Indianapolis Baroque Orchestra’s violonist Philip Spray plays alongside violinists Yaël Senamaud (left) and Rachel Gries (right) during the J.S. Bach “Suite in C, BWV 1066.” Photo by Morgan Ellis

“Suite in C, BWV 1066” (c. 1720-24), by J.S. Bach, opened the performance. According to the program notes, “J.S. Bach composed four suites for orchestra but is thought not to have intended them, as he did in the six ‘Brandenburg Concertos,’  to be a set. . . . The ‘Suite in C’ opens with a French overture, which is considered to be a stately grave section, full of dotted rhythms, and is followed by a quick polyphonic section.

“Concerto in G, for 2 flutes, bassoon, TWV 53:G1” c. 1719, by Georg Philipp Telemann, was next in order.  According to the program notes, “Telemann is thought to have written 125 orchestral suites and known to have been equally prolific to many other genres of music, including the concerto. Telemann’s ‘Concerto in G’ falls into the category of concerto grosso, which is a grand concerto. Grand is to represent that instead of just one soloist, there are two or more.

Selections from “Water Music, HWV 348 and 350” (1717), by George Frideric Handel, ended the performance. According to the program notes, “Handel made his first appearance in London in 1710 at the age of 25. He became successful through first, composing Italian opera seria and later of the English oratorio. The work entitled ‘Water Music’ is because the entertainment during that time took place outdoors, on barges progressing from Whitehall to Chelsea and back on the Thames River.”

The Performance for sophomore music education major Jacqueline Wiernicki, was her sixth IBO concert and it is through UIndy that she has been able to attend.

Music majors at UIndy are required to have an equivalent of six semesters of concert recital attendance, according to the music curriculum for music education majors.

“I attended the IBO concert because I have really enjoyed their performances in the past and it is a great way to get music or L/P credits.”

Like Wiernicki, freshman music education major Anna Miller attended the IBO’s performance to fulfill one of her requirements for recital attendance.

“The piece that I found most interesting included the baroque flute,” Miller said. “I had never heard of that instrument and definitely hadn’t ever heard it played by someone. It was definitely very interesting to listen to with its unique timbre compared to the traditional flute.
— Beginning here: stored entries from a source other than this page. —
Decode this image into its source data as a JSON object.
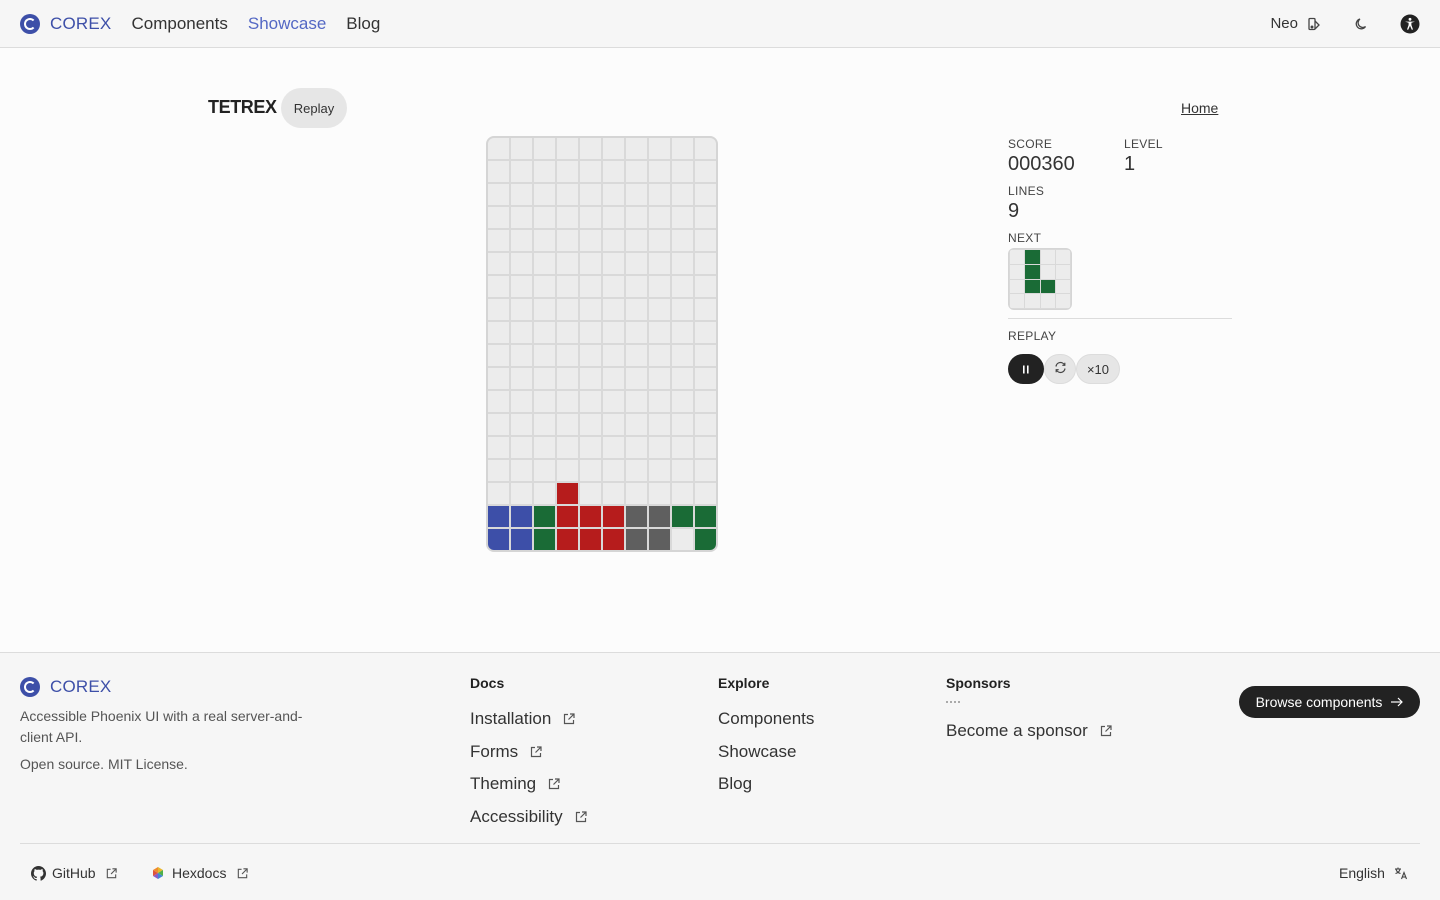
{
  "header": {
    "brand": "COREX",
    "nav": [
      {
        "label": "Components",
        "active": false
      },
      {
        "label": "Showcase",
        "active": true
      },
      {
        "label": "Blog",
        "active": false
      }
    ],
    "theme_label": "Neo",
    "icons": [
      "theme-brush-icon",
      "moon-icon",
      "accessibility-icon"
    ]
  },
  "game": {
    "title": "TETREX",
    "replay_chip": "Replay",
    "home_link": "Home",
    "score_label": "SCORE",
    "score": "000360",
    "level_label": "LEVEL",
    "level": "1",
    "lines_label": "LINES",
    "lines": "9",
    "next_label": "NEXT",
    "replay_label": "REPLAY",
    "speed_label": "×10",
    "colors": {
      "b": "#3d4fa8",
      "g": "#1a6b36",
      "r": "#b61c1c",
      "d": "#5f5f5f",
      "empty": "#ececec"
    },
    "board": [
      "..........",
      "..........",
      "..........",
      "..........",
      "..........",
      "..........",
      "..........",
      "..........",
      "..........",
      "..........",
      "..........",
      "..........",
      "..........",
      "..........",
      "..........",
      "...r......",
      "bbgrrrddgg",
      "bbgrrrdd.g"
    ],
    "next_piece": [
      ".g..",
      ".g..",
      ".gg.",
      "...."
    ]
  },
  "footer": {
    "brand": "COREX",
    "tagline": "Accessible Phoenix UI with a real server-and-client API.",
    "license": "Open source. MIT License.",
    "docs_title": "Docs",
    "docs": [
      "Installation",
      "Forms",
      "Theming",
      "Accessibility"
    ],
    "explore_title": "Explore",
    "explore": [
      "Components",
      "Showcase",
      "Blog"
    ],
    "sponsors_title": "Sponsors",
    "sponsor_link": "Become a sponsor",
    "cta": "Browse components",
    "github": "GitHub",
    "hexdocs": "Hexdocs",
    "language": "English"
  }
}
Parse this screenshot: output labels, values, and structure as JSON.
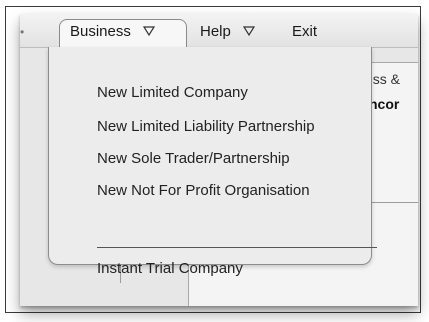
{
  "menubar": {
    "items": [
      {
        "label": "Business"
      },
      {
        "label": "Help"
      },
      {
        "label": "Exit"
      }
    ]
  },
  "business_menu": {
    "items": [
      {
        "label": "New Limited Company"
      },
      {
        "label": "New Limited Liability Partnership"
      },
      {
        "label": "New Sole Trader/Partnership"
      },
      {
        "label": "New Not For Profit Organisation"
      }
    ],
    "extra_items": [
      {
        "label": "Instant Trial Company"
      }
    ]
  },
  "background": {
    "partial_text_1": "ess &",
    "partial_text_2": "ncor"
  },
  "colors": {
    "menu_background": "#ececec",
    "menu_border": "#8d8d8d",
    "text": "#222222"
  },
  "icons": {
    "dropdown_arrow": "triangle-down-icon"
  }
}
When you think of a flute, you think of its higher timbre and not at all what the baroque flute sounds like.”

Miller said she favored the  “Concerto in G” featuring flautists Leela Breithaupt and Kuijken and bassoonist Keith Collins. The piece was originally set to feature flautist Barbara Kallaur rather than Kuijken,  to outside circumstances intervened, and the ensemble worked together to help the performance process flow smoothly despite the change.

“I pay attention mostly to the violinists because violin is my primary instrument, but I also like to listen to the harpsichord and cellos for the bass line motion as well,” Wiernicki said. “I mostly listen to the violas because my old violin teacher is the principal violist [Rachel Gries] in the IBO.”

In Wiernicki’s years of music at UIndy, she has learned to direct her attention as an audience member in performances to the instrumentalists and other performers as they present their art form.

“Something I don’t think I would realize or listen to if I was not a music major is the bass line in the harpsichord and cello,” Wiernicki said. “[The bass line] really sets the foundation for all of the other instrumental parts.”

During the first week of April, jazz performances from jazz vocalist Typhanie Monique on April 5 at 7:30, Director of Jazz Studies Mark O’Connor on April 6 at 7:30, the Dan Haerle Trio on April 7 at 7:30 and a jazz combo featuring Tim Coffman and the Dan Haerle Trio on April 8 at 7:30 will all take place in the Ruth Lilly Performance Hall in Christel DeHaan Fine Arts Center.